Hoje, os gerentes de cadeia de suprimentos e armazéns enfrentam inúmeros desafios resultantes de diversas interrupções globais e mudanças na demanda do mercado, que vão desde a redução da força de trabalho qualificada e o aumento dos custos comerciais até mudanças nos requisitos regulatórios e nas expectativas dos consumidores, bem como desafios de fornecimento e transporte causados por tensões geopolíticas.
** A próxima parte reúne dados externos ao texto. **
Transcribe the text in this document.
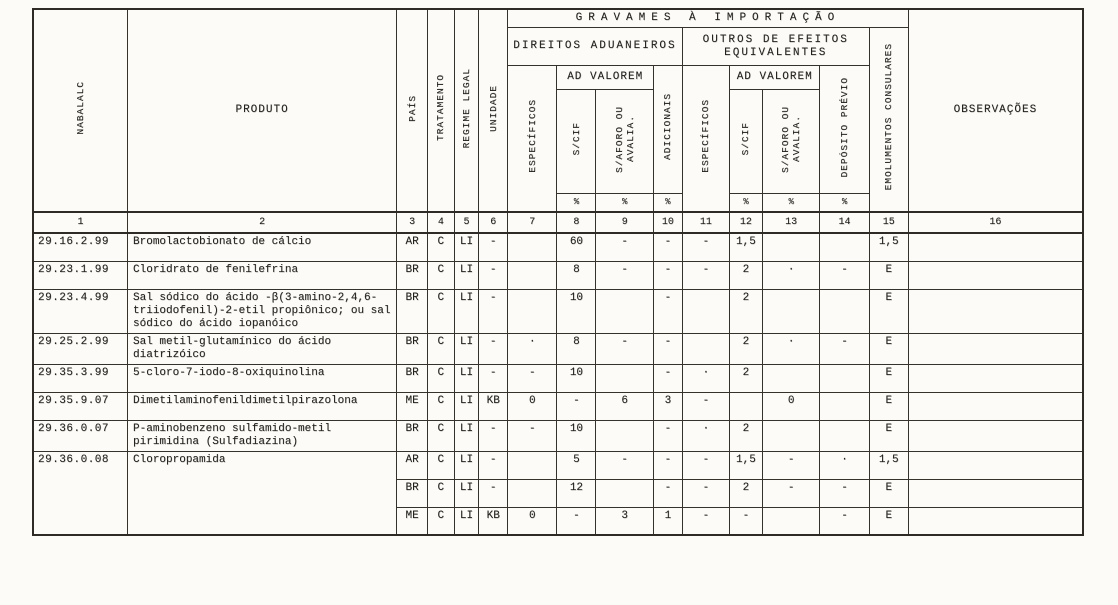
NABALALC	PRODUTO	PAÍS	TRATAMENTO	REGIME LEGAL	UNIDADE	GRAVAMES À IMPORTAÇÃO									OBSERVAÇÕES
						DIREITOS ADUANEIROS				OUTROS DE EFEITOS EQUIVALENTES				EMOLUMENTOS CONSULARES	
						ESPECÍFICOS	AD VALOREM		ADICIONAIS	ESPECÍFICOS	AD VALOREM		DEPÓSITO PRÉVIO		
							S/CIF	S/AFORO OU AVALIA.			S/CIF	S/AFORO OU AVALIA.			
							%	%	%		%	%	%		
1	2	3	4	5	6	7	8	9	10	11	12	13	14	15	16
29.16.2.99	Bromolactobionato de cálcio	AR	C	LI	-		60	-	-	-	1,5			1,5	
29.23.1.99	Cloridrato de fenilefrina	BR	C	LI	-		8	-	-	-	2	·	-	E	
29.23.4.99	Sal sódico do ácido -β(3-amino-2,4,6-triiodofenil)-2-etil propiônico; ou sal sódico do ácido iopanóico	BR	C	LI	-		10		-		2			E	
29.25.2.99	Sal metil-glutamínico do ácido diatrizóico	BR	C	LI	-	·	8	-	-		2	·	-	E	
29.35.3.99	5-cloro-7-iodo-8-oxiquinolina	BR	C	LI	-	-	10		-	·	2			E	
29.35.9.07	Dimetilaminofenildimetilpirazolona	ME	C	LI	KB	0	-	6	3	-		0		E	
29.36.0.07	P-aminobenzeno sulfamido-metil pirimidina (Sulfadiazina)	BR	C	LI	-	-	10		-	·	2			E	
29.36.0.08	Cloropropamida	AR	C	LI	-		5	-	-	-	1,5	-	·	1,5	
		BR	C	LI	-		12		-	-	2	-	-	E	
		ME	C	LI	KB	0	-	3	1	-	-		-	E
Embora esses desafios possam parecer intransponíveis, a tecnologia inteligente e a automação podem apontar o caminho para a mudança e ajudar os gerentes de armazéns a lidar com eles de forma holística, mantendo metas mais amplas de rastreabilidade da cadeia de suprimentos. Isso é explicado por Toby Odlin, Chefe de Logística do Grupo e Projetos da Cadeia de Suprimentos, e Andreas Olsson, Gerente Global do Setor – Logística e Distribuição da Domino Printing Sciences, juntamente com Paul Stinson, Diretor de Vendas da Lake Image Systems.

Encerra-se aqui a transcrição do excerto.